Er gab keine Antwort. Offensichtlich scherte er
sich keinen Deut darum.
«Werd’s Ihnen trotzdem erzählen. Ich habe
versucht, Sie vor einem gewissen Robert Vigoud zu beschützen, einem Klassenkämpfer,
der fest davon überzeugt ist, daß Sie seinen Hund getötet haben. Er hat sich
mit einem Karabiner bewaffnet und eine Art Nachtwanderung hierher unternommen.»
«Was für einen Hund?»
«Eine Brillenschlange, besser gesagt. Wegen der
haarigen Ringe um seine treuen Hundeaugen.»
«Ach so... Also dann, gute Nacht, Burma.»
Er hatte keine Lust mehr, das Gespräch
fortzuführen.
«Gute Nacht.»
Ich knipste das Licht aus und ging hinüber in
sein Arbeitszimmer. Doch Buard rief mich wieder zurück.
«Burma!»
«Ja?»
«Knipsen Sie das Licht wieder an.»
Ich gehorchte. Krankenpfleger und Butler. Buard
hatte sich auf den Ellbogen aufgestützt, seine Gesichtszüge waren hart, beinahe
verzerrt.
«Dieser Migoud... oder Vigoud... Ist er
gefährlich?»
«Könnte sein.»
«Ich kenne keinen Vigoud... Jedenfalls hat er
mich nicht überfallen... Aber ich war es tatsächlich, der den Hund getötet
hat.»
Er verriet mir nicht, auf welche Weise er es
getan hatte. Im Polizeiton fragte ich ihn: «Warum?»

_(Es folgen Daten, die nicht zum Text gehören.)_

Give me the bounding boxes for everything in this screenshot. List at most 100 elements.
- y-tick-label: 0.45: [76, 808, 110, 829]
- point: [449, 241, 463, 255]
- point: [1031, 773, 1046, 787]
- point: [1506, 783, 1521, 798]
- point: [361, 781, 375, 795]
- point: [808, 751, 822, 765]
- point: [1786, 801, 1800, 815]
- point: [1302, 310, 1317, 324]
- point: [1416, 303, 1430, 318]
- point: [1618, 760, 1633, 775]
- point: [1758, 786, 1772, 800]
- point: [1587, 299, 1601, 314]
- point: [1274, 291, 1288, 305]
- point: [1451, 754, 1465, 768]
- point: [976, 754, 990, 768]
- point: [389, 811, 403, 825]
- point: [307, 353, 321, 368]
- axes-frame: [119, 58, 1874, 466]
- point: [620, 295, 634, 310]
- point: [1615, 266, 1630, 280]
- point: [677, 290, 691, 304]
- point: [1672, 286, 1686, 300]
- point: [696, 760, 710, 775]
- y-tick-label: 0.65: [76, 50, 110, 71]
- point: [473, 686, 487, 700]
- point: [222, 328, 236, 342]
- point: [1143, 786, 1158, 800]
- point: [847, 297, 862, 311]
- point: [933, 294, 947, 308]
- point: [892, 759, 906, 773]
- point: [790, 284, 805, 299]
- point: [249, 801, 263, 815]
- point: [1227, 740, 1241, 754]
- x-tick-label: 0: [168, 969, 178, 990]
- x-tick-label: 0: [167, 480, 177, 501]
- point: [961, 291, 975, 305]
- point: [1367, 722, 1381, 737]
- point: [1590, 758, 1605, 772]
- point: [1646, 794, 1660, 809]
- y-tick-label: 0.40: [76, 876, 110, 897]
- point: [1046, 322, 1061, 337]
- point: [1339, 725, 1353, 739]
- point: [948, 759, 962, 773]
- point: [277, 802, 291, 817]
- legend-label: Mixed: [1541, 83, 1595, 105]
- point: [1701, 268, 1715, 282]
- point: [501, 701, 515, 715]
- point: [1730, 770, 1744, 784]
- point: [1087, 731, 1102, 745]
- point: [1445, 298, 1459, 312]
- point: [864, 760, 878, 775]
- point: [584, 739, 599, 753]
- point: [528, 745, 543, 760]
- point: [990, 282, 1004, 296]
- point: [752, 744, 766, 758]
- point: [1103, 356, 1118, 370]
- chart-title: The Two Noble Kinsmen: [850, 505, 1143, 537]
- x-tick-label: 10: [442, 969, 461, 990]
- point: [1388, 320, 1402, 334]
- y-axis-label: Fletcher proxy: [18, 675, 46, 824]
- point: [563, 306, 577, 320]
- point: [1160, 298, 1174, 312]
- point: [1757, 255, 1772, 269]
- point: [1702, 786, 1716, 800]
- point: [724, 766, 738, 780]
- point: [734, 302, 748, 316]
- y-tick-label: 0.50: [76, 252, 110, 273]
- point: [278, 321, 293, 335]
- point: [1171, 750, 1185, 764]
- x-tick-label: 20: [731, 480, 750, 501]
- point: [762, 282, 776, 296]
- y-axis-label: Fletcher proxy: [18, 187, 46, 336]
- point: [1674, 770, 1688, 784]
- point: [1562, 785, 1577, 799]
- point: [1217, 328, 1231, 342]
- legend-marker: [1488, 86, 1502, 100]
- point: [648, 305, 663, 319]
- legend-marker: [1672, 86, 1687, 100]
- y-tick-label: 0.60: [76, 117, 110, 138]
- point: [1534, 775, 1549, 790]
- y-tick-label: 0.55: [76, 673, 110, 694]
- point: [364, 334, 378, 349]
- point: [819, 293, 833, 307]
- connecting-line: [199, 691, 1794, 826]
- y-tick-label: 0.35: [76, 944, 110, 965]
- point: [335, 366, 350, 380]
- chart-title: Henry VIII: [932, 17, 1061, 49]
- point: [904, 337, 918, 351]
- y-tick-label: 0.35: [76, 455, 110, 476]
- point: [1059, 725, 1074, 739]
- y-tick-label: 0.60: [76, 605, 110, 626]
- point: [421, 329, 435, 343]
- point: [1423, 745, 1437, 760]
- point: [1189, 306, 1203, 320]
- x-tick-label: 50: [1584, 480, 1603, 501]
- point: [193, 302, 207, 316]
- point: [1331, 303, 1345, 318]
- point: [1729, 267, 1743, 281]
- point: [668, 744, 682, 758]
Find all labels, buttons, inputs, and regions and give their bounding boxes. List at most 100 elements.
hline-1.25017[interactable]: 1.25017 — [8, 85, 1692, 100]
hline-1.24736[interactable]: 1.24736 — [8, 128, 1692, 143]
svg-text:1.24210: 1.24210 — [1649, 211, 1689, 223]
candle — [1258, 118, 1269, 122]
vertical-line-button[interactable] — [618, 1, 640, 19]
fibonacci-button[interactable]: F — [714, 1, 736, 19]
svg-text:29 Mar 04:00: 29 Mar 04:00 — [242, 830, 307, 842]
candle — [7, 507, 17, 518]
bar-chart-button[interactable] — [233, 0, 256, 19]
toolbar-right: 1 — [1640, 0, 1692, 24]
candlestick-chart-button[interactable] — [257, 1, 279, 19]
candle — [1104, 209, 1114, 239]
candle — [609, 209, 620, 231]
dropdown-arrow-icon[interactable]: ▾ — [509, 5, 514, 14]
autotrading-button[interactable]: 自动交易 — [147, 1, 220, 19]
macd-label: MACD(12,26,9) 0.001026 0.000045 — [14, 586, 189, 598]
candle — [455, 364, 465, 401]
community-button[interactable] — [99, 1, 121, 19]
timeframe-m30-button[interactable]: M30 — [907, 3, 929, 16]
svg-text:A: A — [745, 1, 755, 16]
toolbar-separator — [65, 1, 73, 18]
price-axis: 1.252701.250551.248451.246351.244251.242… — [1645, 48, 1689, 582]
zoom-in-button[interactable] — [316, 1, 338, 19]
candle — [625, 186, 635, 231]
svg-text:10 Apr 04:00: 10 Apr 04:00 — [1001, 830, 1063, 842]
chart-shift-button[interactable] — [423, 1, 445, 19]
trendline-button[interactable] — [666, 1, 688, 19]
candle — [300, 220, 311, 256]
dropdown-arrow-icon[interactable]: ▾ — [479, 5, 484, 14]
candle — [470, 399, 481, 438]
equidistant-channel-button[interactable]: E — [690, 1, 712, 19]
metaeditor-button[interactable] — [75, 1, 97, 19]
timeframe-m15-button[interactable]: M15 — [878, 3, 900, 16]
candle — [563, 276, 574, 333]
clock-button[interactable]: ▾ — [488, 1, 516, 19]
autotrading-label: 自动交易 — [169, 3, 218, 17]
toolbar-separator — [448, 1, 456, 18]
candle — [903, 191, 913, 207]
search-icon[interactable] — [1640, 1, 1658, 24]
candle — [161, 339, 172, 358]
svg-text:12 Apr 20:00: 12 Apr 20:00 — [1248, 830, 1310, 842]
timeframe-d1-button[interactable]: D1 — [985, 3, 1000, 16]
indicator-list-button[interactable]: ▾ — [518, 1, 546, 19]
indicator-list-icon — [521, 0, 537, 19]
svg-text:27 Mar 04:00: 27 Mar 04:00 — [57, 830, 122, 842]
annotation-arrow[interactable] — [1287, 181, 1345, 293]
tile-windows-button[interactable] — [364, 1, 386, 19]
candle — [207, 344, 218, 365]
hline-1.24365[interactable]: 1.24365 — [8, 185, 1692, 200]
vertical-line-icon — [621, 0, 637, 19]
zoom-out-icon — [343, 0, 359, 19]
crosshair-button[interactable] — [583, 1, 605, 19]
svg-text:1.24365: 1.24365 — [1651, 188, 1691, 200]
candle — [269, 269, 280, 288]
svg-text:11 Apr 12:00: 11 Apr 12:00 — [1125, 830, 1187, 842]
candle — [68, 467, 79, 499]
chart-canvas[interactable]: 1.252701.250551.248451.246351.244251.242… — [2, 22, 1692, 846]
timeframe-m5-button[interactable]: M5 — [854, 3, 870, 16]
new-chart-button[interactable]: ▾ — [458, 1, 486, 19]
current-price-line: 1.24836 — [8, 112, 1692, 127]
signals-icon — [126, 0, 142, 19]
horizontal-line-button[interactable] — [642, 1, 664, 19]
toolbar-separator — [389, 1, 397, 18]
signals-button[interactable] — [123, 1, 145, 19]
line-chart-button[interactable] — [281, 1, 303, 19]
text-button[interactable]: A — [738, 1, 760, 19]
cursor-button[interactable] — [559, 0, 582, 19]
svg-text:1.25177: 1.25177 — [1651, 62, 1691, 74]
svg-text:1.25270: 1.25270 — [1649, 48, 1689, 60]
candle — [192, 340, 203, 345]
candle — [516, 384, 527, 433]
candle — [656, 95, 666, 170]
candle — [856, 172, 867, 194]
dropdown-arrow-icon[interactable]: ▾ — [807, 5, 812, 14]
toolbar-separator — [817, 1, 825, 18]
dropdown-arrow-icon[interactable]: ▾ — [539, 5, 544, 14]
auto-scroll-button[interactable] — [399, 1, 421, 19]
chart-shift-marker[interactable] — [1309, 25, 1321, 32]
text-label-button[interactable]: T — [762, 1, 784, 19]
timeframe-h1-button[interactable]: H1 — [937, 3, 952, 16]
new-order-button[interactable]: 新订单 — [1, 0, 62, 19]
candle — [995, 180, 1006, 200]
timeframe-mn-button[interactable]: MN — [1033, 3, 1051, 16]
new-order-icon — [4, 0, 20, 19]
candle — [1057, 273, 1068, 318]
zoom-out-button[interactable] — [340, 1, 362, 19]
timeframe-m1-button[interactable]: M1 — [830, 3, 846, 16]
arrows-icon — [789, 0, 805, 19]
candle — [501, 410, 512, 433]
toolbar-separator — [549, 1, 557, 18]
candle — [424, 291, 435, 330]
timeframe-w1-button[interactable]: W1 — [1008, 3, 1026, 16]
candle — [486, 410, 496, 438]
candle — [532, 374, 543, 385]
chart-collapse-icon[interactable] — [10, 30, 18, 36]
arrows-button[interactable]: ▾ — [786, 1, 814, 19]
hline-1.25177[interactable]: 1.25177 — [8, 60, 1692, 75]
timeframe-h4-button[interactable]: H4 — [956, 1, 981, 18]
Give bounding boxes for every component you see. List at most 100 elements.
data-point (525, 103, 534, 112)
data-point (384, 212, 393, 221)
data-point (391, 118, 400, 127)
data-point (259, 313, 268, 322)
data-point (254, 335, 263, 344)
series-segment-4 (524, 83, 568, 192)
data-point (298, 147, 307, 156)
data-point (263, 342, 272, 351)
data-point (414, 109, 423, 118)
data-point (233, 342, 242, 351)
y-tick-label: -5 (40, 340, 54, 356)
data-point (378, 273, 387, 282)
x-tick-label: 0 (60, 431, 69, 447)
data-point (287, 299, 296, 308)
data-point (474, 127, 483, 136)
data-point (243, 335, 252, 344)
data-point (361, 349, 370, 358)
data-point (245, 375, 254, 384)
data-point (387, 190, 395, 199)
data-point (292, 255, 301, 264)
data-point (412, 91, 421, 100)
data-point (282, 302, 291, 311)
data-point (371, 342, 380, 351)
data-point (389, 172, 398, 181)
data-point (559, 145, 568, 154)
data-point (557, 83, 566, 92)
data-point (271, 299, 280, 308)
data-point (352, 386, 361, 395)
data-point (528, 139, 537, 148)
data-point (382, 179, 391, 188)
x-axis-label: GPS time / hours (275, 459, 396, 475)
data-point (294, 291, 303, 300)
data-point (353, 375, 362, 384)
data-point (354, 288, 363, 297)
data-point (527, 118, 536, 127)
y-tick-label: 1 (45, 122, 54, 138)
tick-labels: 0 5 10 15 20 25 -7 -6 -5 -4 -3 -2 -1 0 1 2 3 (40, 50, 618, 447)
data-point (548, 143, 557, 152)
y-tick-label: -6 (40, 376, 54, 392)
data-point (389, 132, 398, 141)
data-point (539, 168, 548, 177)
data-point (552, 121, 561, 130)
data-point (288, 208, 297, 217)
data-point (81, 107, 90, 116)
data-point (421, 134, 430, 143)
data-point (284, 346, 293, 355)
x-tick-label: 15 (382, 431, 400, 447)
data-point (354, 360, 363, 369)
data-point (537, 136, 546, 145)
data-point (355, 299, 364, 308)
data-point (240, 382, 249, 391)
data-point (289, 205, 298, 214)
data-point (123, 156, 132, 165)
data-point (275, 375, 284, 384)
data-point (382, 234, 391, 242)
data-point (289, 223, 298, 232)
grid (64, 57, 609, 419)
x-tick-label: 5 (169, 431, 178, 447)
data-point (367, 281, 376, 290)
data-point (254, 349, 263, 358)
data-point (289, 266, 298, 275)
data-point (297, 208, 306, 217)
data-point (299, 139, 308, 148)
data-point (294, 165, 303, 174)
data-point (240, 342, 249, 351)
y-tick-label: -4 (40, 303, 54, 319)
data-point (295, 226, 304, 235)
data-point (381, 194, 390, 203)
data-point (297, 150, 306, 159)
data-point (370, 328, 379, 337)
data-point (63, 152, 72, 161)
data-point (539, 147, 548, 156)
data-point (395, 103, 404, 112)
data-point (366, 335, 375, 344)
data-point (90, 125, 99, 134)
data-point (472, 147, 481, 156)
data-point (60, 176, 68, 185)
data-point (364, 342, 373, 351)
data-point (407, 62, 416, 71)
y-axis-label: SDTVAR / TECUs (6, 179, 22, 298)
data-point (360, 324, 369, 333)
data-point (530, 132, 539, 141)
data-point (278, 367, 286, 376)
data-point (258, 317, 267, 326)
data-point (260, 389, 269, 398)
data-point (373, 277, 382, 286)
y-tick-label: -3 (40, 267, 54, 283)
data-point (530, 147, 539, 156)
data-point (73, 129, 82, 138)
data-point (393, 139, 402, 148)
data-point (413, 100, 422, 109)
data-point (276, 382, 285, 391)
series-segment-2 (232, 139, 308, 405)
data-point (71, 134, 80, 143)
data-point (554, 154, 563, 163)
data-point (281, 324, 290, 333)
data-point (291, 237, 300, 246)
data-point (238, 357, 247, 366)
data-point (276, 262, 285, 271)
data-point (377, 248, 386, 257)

«Weil sein Gejaule Janine angst machte.»
«Und weil Sie keine Hunde mögen», ergänzte ich
lächelnd. «Sind Sie vom Tierschutzverein?»
«Nein.»
«Also, was geht Sie das an?»
In seiner Stimme lag, trotz der Worte, keine
Spur von Aggressivität. Nur Kummer, Enttäuschung, Bitterkeit, Erschöpfung. Ein
hübsches Paar, die beiden, Patenonkel und Patentochter!
«Bitte! Geben Sie mir was zu trinken, das wird
mir guttun.»
Butler Nestor eilte diensteifrig ins
Nebenzimmer, wo das halbleere Glas stand. Als ich wieder zurückkam, überraschte
ich meinen schwachen Buard im Bett sitzend, fast sprungbereit.
«Was ist denn jetzt los?» erkundigte ich mich.